2012 SC Companion: High Performance Computing, Networking, Storage and Analysis (SCC) (2012)
Salt Lake City, UT
Nov. 10, 2012 to Nov. 16, 2012
HDF5 is a data model, library and file format for storing and managing data. It is designed for flexible and efficient I/O for high volume and complex data. Natively, it uses a single-file format where multiple HDF5 objects are stored in a single file. In a parallel HDF5 application, multiple processes access a single file, thereby resulting in a performance bottleneck in I/O. Additionally, a single-file format does not allow semantic post processing on individual objects outside the scope of the HDF5 application.

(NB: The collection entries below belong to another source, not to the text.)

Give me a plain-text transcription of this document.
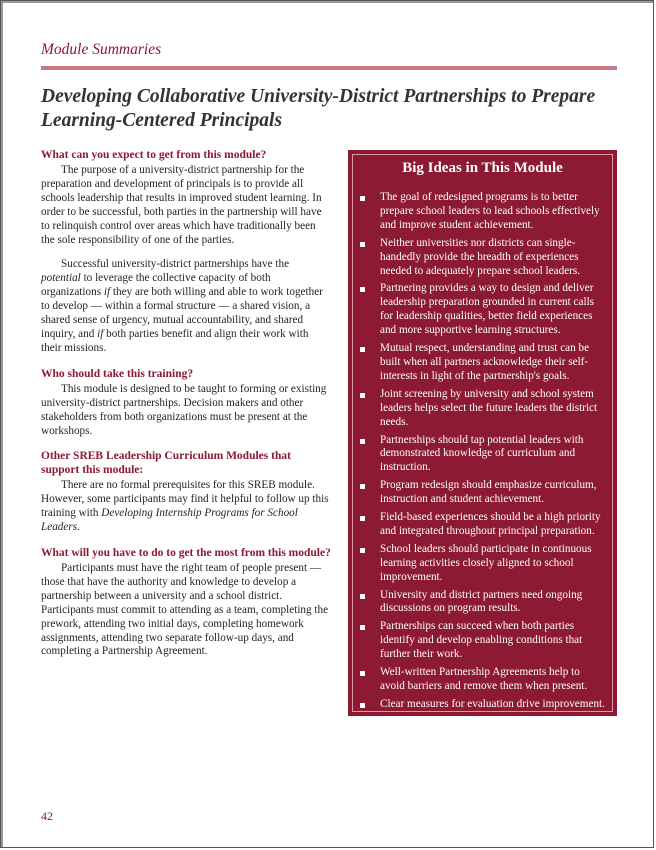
Module Summaries
Developing Collaborative University-District Partnerships to Prepare Learning-Centered Principals

What can you expect to get from this module?

The purpose of a university-district partnership for the preparation and development of principals is to provide all schools leadership that results in improved student learning. In order to be successful, both parties in the partnership will have to relinquish control over areas which have traditionally been the sole responsibility of one of the parties.

Successful university-district partnerships have the potential to leverage the collective capacity of both organizations if they are both willing and able to work together to develop — within a formal structure — a shared vision, a shared sense of urgency, mutual accountability, and shared inquiry, and if both parties benefit and align their work with their missions.

Who should take this training?

This module is designed to be taught to forming or existing university-district partnerships. Decision makers and other stakeholders from both organizations must be present at the workshops.

Other SREB Leadership Curriculum Modules that support this module:

There are no formal prerequisites for this SREB module. However, some participants may find it helpful to follow up this training with Developing Internship Programs for School Leaders.

What will you have to do to get the most from this module?

Participants must have the right team of people present — those that have the authority and knowledge to develop a partnership between a university and a school district. Participants must commit to attending as a team, completing the prework, attending two initial days, completing homework assignments, attending two separate follow-up days, and completing a Partnership Agreement.

Big Ideas in This Module
The goal of redesigned programs is to better prepare school leaders to lead schools effectively and improve student achievement.
Neither universities nor districts can single-handedly provide the breadth of experiences needed to adequately prepare school leaders.
Partnering provides a way to design and deliver leadership preparation grounded in current calls for leadership qualities, better field experiences and more supportive learning structures.
Mutual respect, understanding and trust can be built when all partners acknowledge their self-interests in light of the partnership's goals.
Joint screening by university and school system leaders helps select the future leaders the district needs.
Partnerships should tap potential leaders with demonstrated knowledge of curriculum and instruction.
Program redesign should emphasize curriculum, instruction and student achievement.
Field-based experiences should be a high priority and integrated throughout principal preparation.
School leaders should participate in continuous learning activities closely aligned to school improvement.
University and district partners need ongoing discussions on program results.
Partnerships can succeed when both parties identify and develop enabling conditions that further their work.
Well-written Partnership Agreements help to avoid barriers and remove them when present.
Clear measures for evaluation drive improvement.
42
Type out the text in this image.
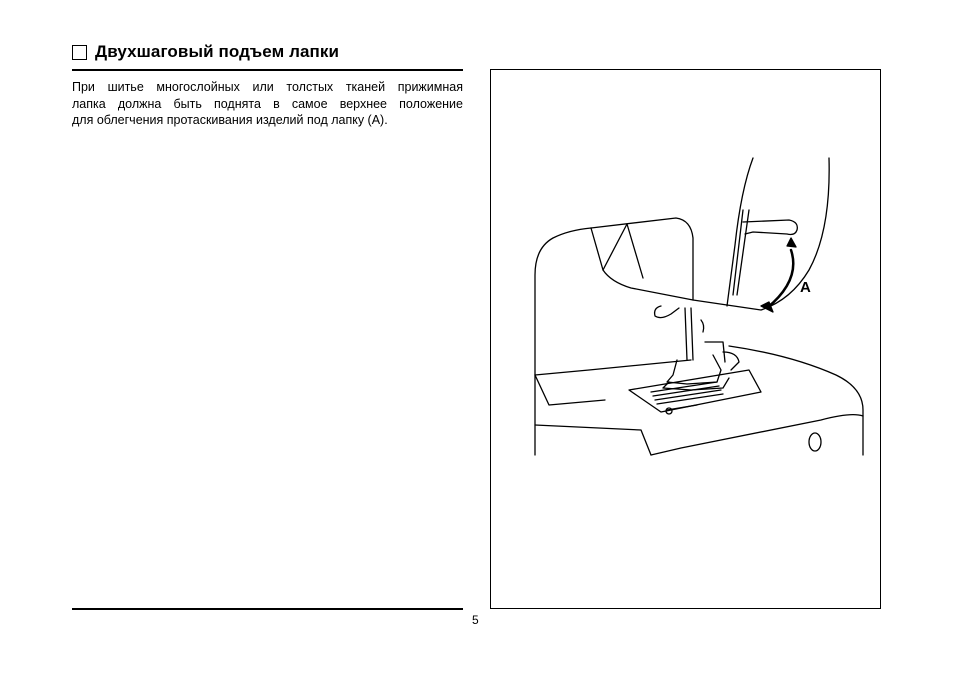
Двухшаговый подъем лапки
При шитье многослойных или толстых тканей прижимная
лапка должна быть поднята в самое верхнее положение
для облегчения протаскивания изделий под лапку (А).
A
5
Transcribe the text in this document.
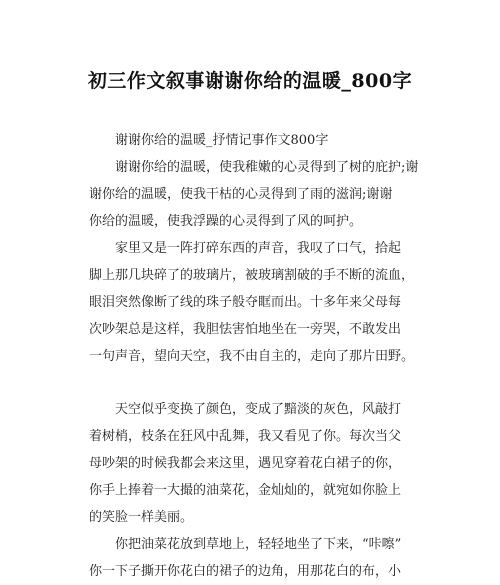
初三作文叙事谢谢你给的温暖_800字
谢谢你给的温暖_抒情记事作文800字
谢谢你给的温暖，使我稚嫩的心灵得到了树的庇护;谢
谢你给的温暖，使我干枯的心灵得到了雨的滋润;谢谢
你给的温暖，使我浮躁的心灵得到了风的呵护。
家里又是一阵打碎东西的声音，我叹了口气，拾起
脚上那几块碎了的玻璃片，被玻璃割破的手不断的流血，
眼泪突然像断了线的珠子般夺眶而出。十多年来父母每
次吵架总是这样，我胆怯害怕地坐在一旁哭，不敢发出
一句声音，望向天空，我不由自主的，走向了那片田野。
天空似乎变换了颜色，变成了黯淡的灰色，风敲打
着树梢，枝条在狂风中乱舞，我又看见了你。每次当父
母吵架的时候我都会来这里，遇见穿着花白裙子的你，
你手上捧着一大撮的油菜花，金灿灿的，就宛如你脸上
的笑脸一样美丽。
你把油菜花放到草地上，轻轻地坐了下来，“咔嚓”
你一下子撕开你花白的裙子的边角，用那花白的布，小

We have developed a new plugin for HDF5 using its Virtual Object Layer that serves two purposes: 1) it uses PLFS to convert the single-file layout into a data layout that is optimized for the underlying file system, and 2) it stores data in a unique way that enables semantic post-processing on data. We measure the performance of the plugin and discuss work leveraging the new semantic post-processing functionality enabled. We further discuss the applicability of this approach for exascale burst buffer storage systems.
data handling, file organisation, parallel processing
K. Mehta, J. Bent, A. Torres, G. Grider and E. Gabriel, "A Plugin for HDF5 Using PLFS for Improved I/O Performance and Semantic Analysis," 2012 IEEE International Conference on Services Computing (SCC), Honolulu, HI, 2013, pp. 746-752.